A test of governance

Published January 20, 2014

IN 2009, India reported 741 polio cases, more than any other country worldwide. Last week, it marked three years since the last polio case was documented, putting the country on track to be declared polio-free by the World Health Organisation (WHO) in March.

Meanwhile, Pakistan became the only polio-endemic country where the number of polio cases increased between 2012 and 2013, from 58 to 91. WHO has termed Peshawar the largest reservoir of endemic poliovirus in the world: 83 out of the 91 cases detected last year are linked to the poliovirus circulating in the city, as are 12 out of 13 cases reported in Afghanistan in 2013. Cases have been detected from Karachi to Rawalpindi as well.

Comparing the polio situation in India and Pakistan is not merely a form of self-flagellation — it is a useful exercise that highlights the fact that the spread of polio in Pakistan is the result of serious governance failings. India and Pakistan face the same challenges in terms of tackling polio: poverty, poor sanitation, population density, internal migration, and weak public health systems.

Admittedly, India did not have to face militants who outlaw polio vaccinations in areas under their control and mercilessly kill polio workers. But to pretend that Pakistan’s polio crisis is exclusively a security matter, rather than a governance challenge, is both deceptive and counterproductive.

To tackle its polio problem, India deployed 2.5 million doctors, health workers, and community mobilisers to carry out a vaccination campaign.
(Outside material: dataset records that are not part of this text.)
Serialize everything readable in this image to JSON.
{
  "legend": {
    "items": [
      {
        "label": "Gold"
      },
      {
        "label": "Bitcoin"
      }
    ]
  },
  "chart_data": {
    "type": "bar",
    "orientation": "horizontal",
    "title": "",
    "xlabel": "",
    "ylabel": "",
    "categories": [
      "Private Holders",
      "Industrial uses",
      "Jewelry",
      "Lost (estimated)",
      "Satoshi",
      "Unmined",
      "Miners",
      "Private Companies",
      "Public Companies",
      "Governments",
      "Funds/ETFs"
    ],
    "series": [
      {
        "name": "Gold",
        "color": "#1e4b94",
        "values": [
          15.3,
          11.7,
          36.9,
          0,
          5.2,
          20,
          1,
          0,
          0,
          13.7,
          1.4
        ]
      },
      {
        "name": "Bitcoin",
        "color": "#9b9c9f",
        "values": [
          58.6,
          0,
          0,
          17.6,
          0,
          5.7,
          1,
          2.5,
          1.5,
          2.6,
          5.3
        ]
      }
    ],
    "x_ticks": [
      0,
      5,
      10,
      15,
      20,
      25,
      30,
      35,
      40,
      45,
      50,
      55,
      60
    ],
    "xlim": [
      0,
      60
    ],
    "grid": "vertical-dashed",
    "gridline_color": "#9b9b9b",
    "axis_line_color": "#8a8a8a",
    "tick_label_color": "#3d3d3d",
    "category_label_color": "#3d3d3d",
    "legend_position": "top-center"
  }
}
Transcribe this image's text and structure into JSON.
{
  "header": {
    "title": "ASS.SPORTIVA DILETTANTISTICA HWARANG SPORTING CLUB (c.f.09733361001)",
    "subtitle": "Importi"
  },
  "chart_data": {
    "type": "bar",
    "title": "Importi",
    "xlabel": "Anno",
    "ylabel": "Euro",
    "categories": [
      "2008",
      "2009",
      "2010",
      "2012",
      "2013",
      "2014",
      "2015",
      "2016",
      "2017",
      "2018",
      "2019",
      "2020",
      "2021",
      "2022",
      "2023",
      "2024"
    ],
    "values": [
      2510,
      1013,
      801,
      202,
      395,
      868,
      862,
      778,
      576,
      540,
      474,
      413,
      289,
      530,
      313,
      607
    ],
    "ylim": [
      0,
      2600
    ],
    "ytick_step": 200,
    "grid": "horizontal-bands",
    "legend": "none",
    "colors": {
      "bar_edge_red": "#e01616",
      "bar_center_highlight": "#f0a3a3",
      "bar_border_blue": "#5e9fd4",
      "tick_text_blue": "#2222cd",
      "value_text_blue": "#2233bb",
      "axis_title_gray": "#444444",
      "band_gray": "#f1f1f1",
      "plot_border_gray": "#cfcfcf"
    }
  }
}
The effort was well coordinated between government departments, Rotary clubs, WHO, Unicef and local administrators.

The campaign was also data-driven, strategic and holistic: data helped identify vulnerable communities, including migrants; strategies focused on reaching these marginalised groups and developing awareness programmes, for example, among Muslim communities suspicious of vaccination; workers took holistic approaches, for instance, by emphasising sanitation and hydration in cases where the polio vaccination became ineffective because children were suffering from diarrhoea.

Monitoring was also a crucial element of the initiative: in vulnerable states such as Uttar Pradesh and Bihar, vaccinators visited 60 million households multiple times each year. Such a comprehensive and coordinated approach is lacking in Pakistan, and exacerbating the situation. For example, the number of families in Khyber Pakhtunkhwa that refused polio vaccination nearly doubled between 2012 and 2013, from 74,000 to 154,918. According to news reports, this may be the result of poor coordination between the provincial health department and a company hired by Unicef to develop a communications strategy to spread awareness about polio vaccination.

Sadly, such governance shortcomings occur at the highest levels. Under the National Emergency Action Plan, the previous government made some headway towards polio eradication. This was achieved by establishing a prime minister’s task force, empowering district commissioners to manage vaccination campaigns, and establishing accountability committees at all government tiers.

But momentum under the action plan has been lost since May 2013. The caretaker government dismantled the prime minister’s polio monitoring cell, and the post of focal person for polio eradication lay vacant between May and the end of November 2013. It remains unclear whether national-level oversight of the polio campaign is motivated and committed.

Rather than acknowledge and address these governance failings, the government portrays soaring polio cases as a consequence of the Taliban’s vicious campaign against polio workers. But isn’t it the government’s job to provide security for polio workers? Don’t the security challenges of carrying out polio vaccinations simply demand an even more coordinated and well-governed effort?

A government that took its mandate seriously would make every effort to counter militants’ efforts to undermine its authority. Too often, militants’ opposition to polio vaccination is excused as an ideological or ignorant position, when it is a strategic one.

Bans against polio vaccinations allow militant groups to enforce their writ over an area while further eroding the state’s legitimacy — think, for example, of Hafiz Gul Bahadur’s decision to make polio vaccinations in North Waziristan contingent on the cessation of US drone strikes.

It’s time the government considered the consequences of failing to robustly tackle the polio challenge: increasing costs of public health programmes as polio patients require surgery and long-term rehabilitation; growing inter-provincial resentment as certain parts of the country remain worse-hit than others; travel bans that further isolate Pakistanis from the global economy (a requirement that Pakistanis travelling to India should be vaccinated against polio takes effect at the end of this month).

In many countries, successful polio campaigns have paved the way for successful immunisation drives. These are key to ensuring healthier — and so more economically productive — young populations.

It seems harsh to reduce the suffering and disabilities of polio patients in Pakistan to economic considerations. But as long as we see the rise in polio cases as a tragedy of circumstance, rather than the result of governance shortfalls, the situation will deteriorate.

The writer is a freelance journalist.